Estimation of groundwater level by GPR in an area with multiple ambiguous reflections

Abstract

Ground-penetrating radar (GPR) was applied to estimate the groundwater level in Ulaanbaatar City, Mongolia. Multiple reflectors occur at different levels. Any one of these was a possible water table reflector. In order to identify the groundwater reflection amongst a set of ambiguous reflectors and to increase the signal-to-noise ratio, the common-midpoint (CMP) method was used. The operation frequency of the radar system was 100 MHz. The start position of a survey line was 10 m away from a building that influenced GPR data. However, a reflection from the building can be suppressed significantly by two-dimensional f– k filtering. By noise reduction, velocity analysis, normal moveout correction, stacking and migration using estimated velocities, the subsurface images are obtained.
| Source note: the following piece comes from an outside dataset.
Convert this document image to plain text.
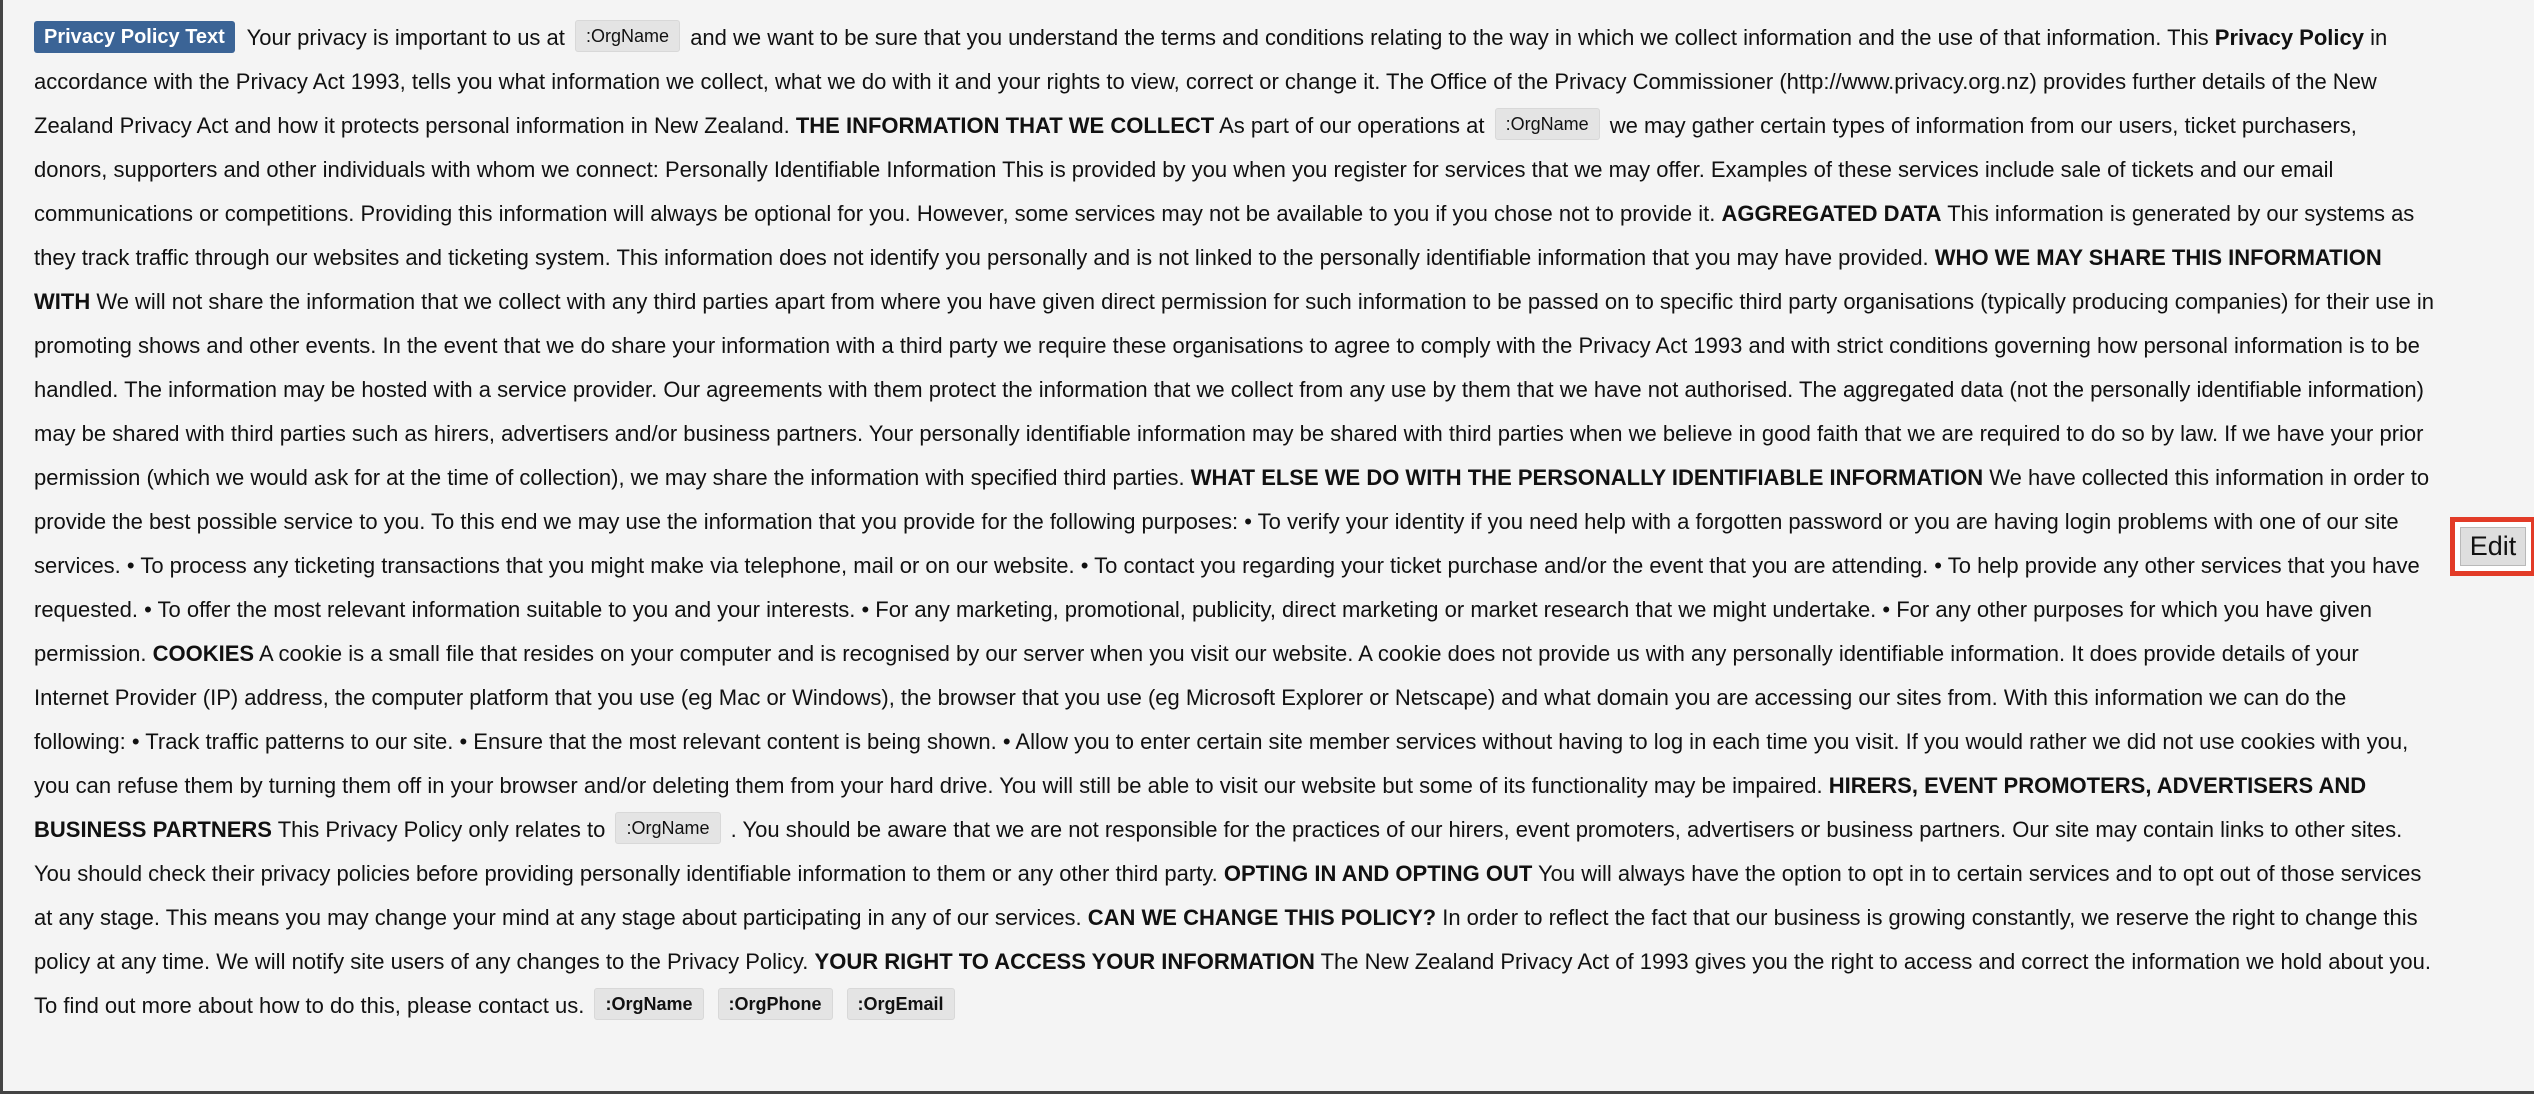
Privacy Policy Text Your privacy is important to us at :OrgName and we want to be sure that you understand the terms and conditions relating to the way in which we collect information and the use of that information. This Privacy Policy in accordance with the Privacy Act 1993, tells you what information we collect, what we do with it and your rights to view, correct or change it. The Office of the Privacy Commissioner (http://www.privacy.org.nz) provides further details of the New Zealand Privacy Act and how it protects personal information in New Zealand. THE INFORMATION THAT WE COLLECT As part of our operations at :OrgName we may gather certain types of information from our users, ticket purchasers, donors, supporters and other individuals with whom we connect: Personally Identifiable Information This is provided by you when you register for services that we may offer. Examples of these services include sale of tickets and our email communications or competitions. Providing this information will always be optional for you. However, some services may not be available to you if you chose not to provide it. AGGREGATED DATA This information is generated by our systems as they track traffic through our websites and ticketing system. This information does not identify you personally and is not linked to the personally identifiable information that you may have provided. WHO WE MAY SHARE THIS INFORMATION WITH We will not share the information that we collect with any third parties apart from where you have given direct permission for such information to be passed on to specific third party organisations (typically producing companies) for their use in promoting shows and other events. In the event that we do share your information with a third party we require these organisations to agree to comply with the Privacy Act 1993 and with strict conditions governing how personal information is to be handled. The information may be hosted with a service provider. Our agreements with them protect the information that we collect from any use by them that we have not authorised. The aggregated data (not the personally identifiable information) may be shared with third parties such as hirers, advertisers and/or business partners. Your personally identifiable information may be shared with third parties when we believe in good faith that we are required to do so by law. If we have your prior permission (which we would ask for at the time of collection), we may share the information with specified third parties. WHAT ELSE WE DO WITH THE PERSONALLY IDENTIFIABLE INFORMATION We have collected this information in order to provide the best possible service to you. To this end we may use the information that you provide for the following purposes: • To verify your identity if you need help with a forgotten password or you are having login problems with one of our site services. • To process any ticketing transactions that you might make via telephone, mail or on our website. • To contact you regarding your ticket purchase and/or the event that you are attending. • To help provide any other services that you have requested. • To offer the most relevant information suitable to you and your interests. • For any marketing, promotional, publicity, direct marketing or market research that we might undertake. • For any other purposes for which you have given permission. COOKIES A cookie is a small file that resides on your computer and is recognised by our server when you visit our website. A cookie does not provide us with any personally identifiable information. It does provide details of your Internet Provider (IP) address, the computer platform that you use (eg Mac or Windows), the browser that you use (eg Microsoft Explorer or Netscape) and what domain you are accessing our sites from. With this information we can do the following: • Track traffic patterns to our site. • Ensure that the most relevant content is being shown. • Allow you to enter certain site member services without having to log in each time you visit. If you would rather we did not use cookies with you, you can refuse them by turning them off in your browser and/or deleting them from your hard drive. You will still be able to visit our website but some of its functionality may be impaired. HIRERS, EVENT PROMOTERS, ADVERTISERS AND BUSINESS PARTNERS This Privacy Policy only relates to :OrgName . You should be aware that we are not responsible for the practices of our hirers, event promoters, advertisers or business partners. Our site may contain links to other sites. You should check their privacy policies before providing personally identifiable information to them or any other third party. OPTING IN AND OPTING OUT You will always have the option to opt in to certain services and to opt out of those services at any stage. This means you may change your mind at any stage about participating in any of our services. CAN WE CHANGE THIS POLICY? In order to reflect the fact that our business is growing constantly, we reserve the right to change this policy at any time. We will notify site users of any changes to the Privacy Policy. YOUR RIGHT TO ACCESS YOUR INFORMATION The New Zealand Privacy Act of 1993 gives you the right to access and correct the information we hold about you. To find out more about how to do this, please contact us. :OrgName :OrgPhone :OrgEmail
Edit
The signal-to-noise ratio of the stacked CMP profile is much higher than that of the common-offset profile. The usual detectable range of GPR is several meters, however, we can measure more than 10 m in depth because of the improvement of the signal-to-noise ratio by CMP and due to the very dry soil. Also, we can estimate the vertical dielectric constant distribution from the interval velocities obtained from the CMP. Then we can locate a groundwater reflection within a multitude of ambiguous reflectors, and find that the depth of the groundwater level is approximately 8.0 m. The experiment results show that GPR data collected by the CMP method not only improves the quality of the radar profile but also enables us to estimate the subsurface vertical profile of the dielectric constant.